It's been months since my last blog, and I am anxious about getting back in the saddle. A lot has changed since I last blogged in September.
At that time, the most important thing was getting pro-equality candidates elected, and we did that. The re-election of President Obama was the best thing for equality, as was the election of our largest cadre of LGBT Members of the House of Representatives, including my own Sean Patrick Maloney in NY-18 (please like his Facebook page!), and the election of Senator Tammy Baldwin.
But it's not about legislation right now. The government agencies and the courts are where it's at. I've moved my activism to those arenas, and it's time to start blogging again.
It's been busy, but lately, blogging has been on my mind. It's not enough to go into our various little cubby holes and do our work. It's important to tell each other what we're up to, providing encouragement to keep going in the face of life's obstacles, and also learning something about what the next challenges are, and where the action is likely to be.
For example, ENDA is so 2000s. Yes, it will get passed at some point, and yes, we should still continue to ask for it. But I'm not putting all my eggs in that basket right now, because the House is too dominated by conservatives to make it worthwhile. Same thing with GENDA in New York State.
Based on my analysis of where the most fruitful activism is moving, I made the decision to reactivate my law license and take on some employment discrimination cases, mostly involving gender identity. Also, I decided to accept a position on the Board of Lambda Legal, which is all about taking the fight to the courts.
I'm continuing to do academic research on the use of new theories of legal action to fight discrimination, and I'm co-chair of the Transgender Law Institute at the National LGBT Bar Association, along with Lambda Legal Transgender Rights Attorney Dru Levasseur.

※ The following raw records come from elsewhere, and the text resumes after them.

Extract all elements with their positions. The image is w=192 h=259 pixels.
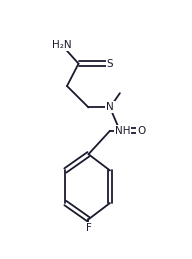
Text: O: O xyxy=(137,126,146,136)
Text: H₂N: H₂N xyxy=(52,40,72,50)
Text: S: S xyxy=(107,59,113,69)
Text: NH: NH xyxy=(115,126,130,136)
Text: F: F xyxy=(86,224,91,233)
Text: N: N xyxy=(106,102,114,112)
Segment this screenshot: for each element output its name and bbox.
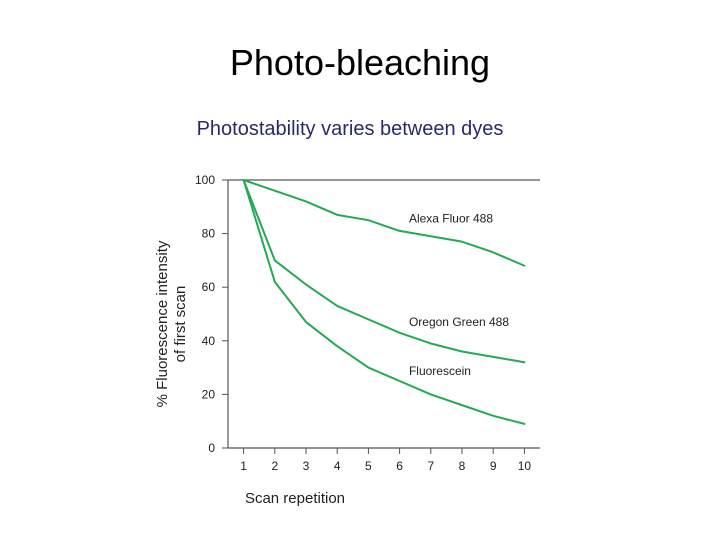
y-tick-label: 100 — [195, 173, 215, 187]
y-tick-label: 0 — [208, 441, 215, 455]
y-tick-label: 80 — [202, 227, 216, 241]
x-tick-label: 7 — [427, 459, 434, 473]
y-axis-label: of first scan — [172, 286, 189, 363]
x-tick-label: 8 — [459, 459, 466, 473]
series-line-0 — [242, 179, 526, 267]
y-tick-label: 60 — [202, 280, 216, 294]
slide-title: Photo-bleaching — [229, 42, 491, 83]
series-label: Alexa Fluor 488 — [409, 212, 493, 226]
x-tick-label: 3 — [303, 459, 310, 473]
x-tick-label: 10 — [518, 459, 532, 473]
series-line-1 — [242, 179, 526, 364]
x-tick-label: 6 — [396, 459, 403, 473]
y-tick-label: 40 — [202, 334, 216, 348]
series-label: Oregon Green 488 — [409, 315, 509, 329]
slide-subtitle: Photostability varies between dyes — [196, 118, 504, 140]
x-tick-label: 4 — [334, 459, 341, 473]
x-tick-label: 9 — [490, 459, 497, 473]
x-tick-label: 2 — [271, 459, 278, 473]
x-tick-label: 5 — [365, 459, 372, 473]
series-label: Fluorescein — [409, 364, 471, 378]
x-tick-label: 1 — [240, 459, 247, 473]
series-line-2 — [242, 179, 526, 425]
photobleaching-chart: 0 20 40 60 80 100 1 2 3 4 5 6 7 8 9 10 Scan repetition % … — [154, 173, 540, 507]
y-tick-label: 20 — [202, 387, 216, 401]
y-axis-label: % Fluorescence intensity — [154, 240, 171, 407]
x-axis-label: Scan repetition — [245, 490, 345, 507]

It's telling that the United States Equal Employment Opportunity Commission has finalized its strategic plan, which calls for prioritizing cases involving LGBT workers. This is particularly important given the EEOC's Macy decision last year, which held that discrimination based on gender identity is sex discrimination under the federal Civil Rights Act.
There is an uptick in transgender workers asserting their right to be free of discrimination and harassment. It is starting to be understood that exclusion of transgender health in public and private health care policies is discriminatory. Government agencies and private organizations are re-examining their policies in light of these developments. I also believe there is significant interest among LGBT groups in altering the regulatory structure of the military as it pertains to prohibiting service by transgender service members. The main problem there is that a strategy has not yet been worked out for moving forward, but I think that will come soon. Lastly, the effect of DOMA on marriage for transgender people is starting to be grappled with, and the Supreme Court's upcoming decision in March will be very important for trans people.
On the institutional front, there is increasing support for addressing transgender issues, with more advocacy organizations specifically devoted to trans issues. They are receiving more monetary support, and LGBT organizations are increasingly recognizing that trans advocacy is an important part of their mission.
But what does this all mean on the ground?
For example, does the fact that the EEOC has now recognized that transgender discrimination is sex discrimination mean that trans workers can easily rectify the discrimination they face in their current jobs, or eliminate discrimination when looking for jobs? Far from it. The legal framework for addressing employment discrimination is complex and hard to enforce. Only about 15% of federal employment discrimination plaintiffs win their cases, and those cases do not typically net much in the way of an award.
The EEOC is very slow-moving, with cases taking six months at a minimum to process through EEOC, but more likely a year or two, and most of those result in no action by the EEOC. The plaintiff receives a "right-to-sue" letter, meaning that they can take their grievance to federal court, which usually takes another few years, and costs about $5000 at a minimum, even if you do it yourself (which is like doing brain surgery yourself) or find an attorney willing to work on a contingency basis, meaning they get no fee unless there is an award.
I will be blogging about my advocacy efforts in the EEOC and the courts, and my work with Lambda Legal and the Transgender Law Institute. I think you will find it eye-opening.